L’audience de la presse est-elle sous-estimée ?

Le prochain séminaire Médias de l’IREP traitera des nouvelles temporalités. D’un point de vue statistique, l’analyse des données temporelles pose souvent des problèmes complexes, plus complexes que l’analyse de données individuelles à l’instant t. En fait, les problèmes se posent même dès l’échantillonnage et peu de statisticiens d’enquête en sont conscients.

Pour comprendre le problème qui se pose, voici un petit exercice à l’attention de nos lecteurs. Supposons que les métros respectent un intervalle de 5’ en moyenne entre deux départs du terminus. L’intervalle moyen entre deux métros sera donc 5’. Quel est alors le temps moyen d’attente du client qui arrive dans une station ? La réponse se trouve dans le paragraphe suivant : réfléchissez un peu à la question avant de le lire.

Un raisonnement courant est le suivant : il n’y a pas de raison spécifique que le transporteur m’en veuille plus qu’à d’autres. Je vais donc de temps en temps arriver juste après le départ du précédent métro, de temps en temps arriver juste avant l’arrivée du métro suivant, et en général de manière uniforme entre les deux. Le temps d’attente sera donc la moitié de l’intervalle moyen entre deux métros, soit 2’30’’. Raisonnement tentant, mais faux.

On peut montrer que le temps d’attente est en fait de 5’ (voir ici la démonstration et les hypothèses sous-jacentes). Tout simplement parce que la probabilité d’arriver lors d’une durée longue est plus importante que la probabilité d’arriver lors d’une durée courte, ce que négligeait le raisonnement ci-dessus.

En termes d’échantillonnage, si on tirait un échantillon des durées qui recouvrent votre arrivée dans la station, cet échantillon serait composé de durées en moyenne plus longues que la durée moyenne entre deux métros.

Ce phénomène d’échantillonnage endogène (ou stock sampling) est connu depuis bien longtemps. Jeune chercheur au département de la recherche de l’INSEE, je travaillais sur les déterminants de la durée du chômage (voir ici, ou ). Un phénomène déjà bien documenté à l’époque est qu’un échantillon de chômeurs extrait à l’instant t de registres de Pôle Emploi est biaisé : les durées plus longues sont surreprésentées.

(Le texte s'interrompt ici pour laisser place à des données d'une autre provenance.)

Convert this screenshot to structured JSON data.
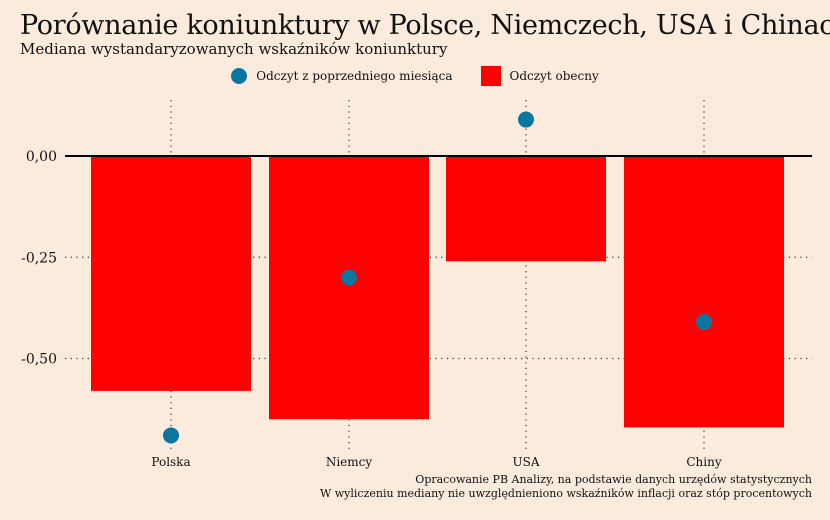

C’est exactement ce qu’il se passe aussi dans la mesure d’audience des journaux. Un des indicateurs classiques d’audience est la lecture dernière période (LDP) : le fait d’avoir lu le journal la veille, durant la dernière semaine ou durant le dernier mois. La LDP est calculée en demandant à l’interviewé sa date de dernière lecture (DDL). On mesure donc une durée : la durée écoulée depuis la dernière prise en main du support concerné. Comme toute durée dont l’échantillonnage se fait à un instant t, elle est soumise au biais de l’échantillonnage endogène. On a tendance à sur échantillonner les durées longues : la durée écoulée depuis la DDL, telle que mesurée par échantillonnage dans une mesure d’audience classique, sera supérieure à la durée moyenne dans la population de référence.

L’impact sur la LDP n’est pas immédiat, car il dépend de la manière dont la probabilité de prise en main évolue au cours du temps. Avec un modèle simple où celle-ci croît, puis décroît, et une moyenne de 12 jours (en gros, lecture d’un numéro sur deux pour un hebdomadaire), la LDP est sous-estimée d’environ 10%.

Il est paradoxal de penser au soin apporté à l’échantillonnage dans ces enquêtes, alors que le mode de questionnement biaise les résultats dès que l’interviewé ouvre la bouche (ou clique sur son écran). Une preuve supplémentaire que l’avenir des études ne passe pas par la sophistication des méthodes d’échantillonnage, mais par des méthodes d’analyse expertes, qui savent prendre en compte les biais de la collecte des données.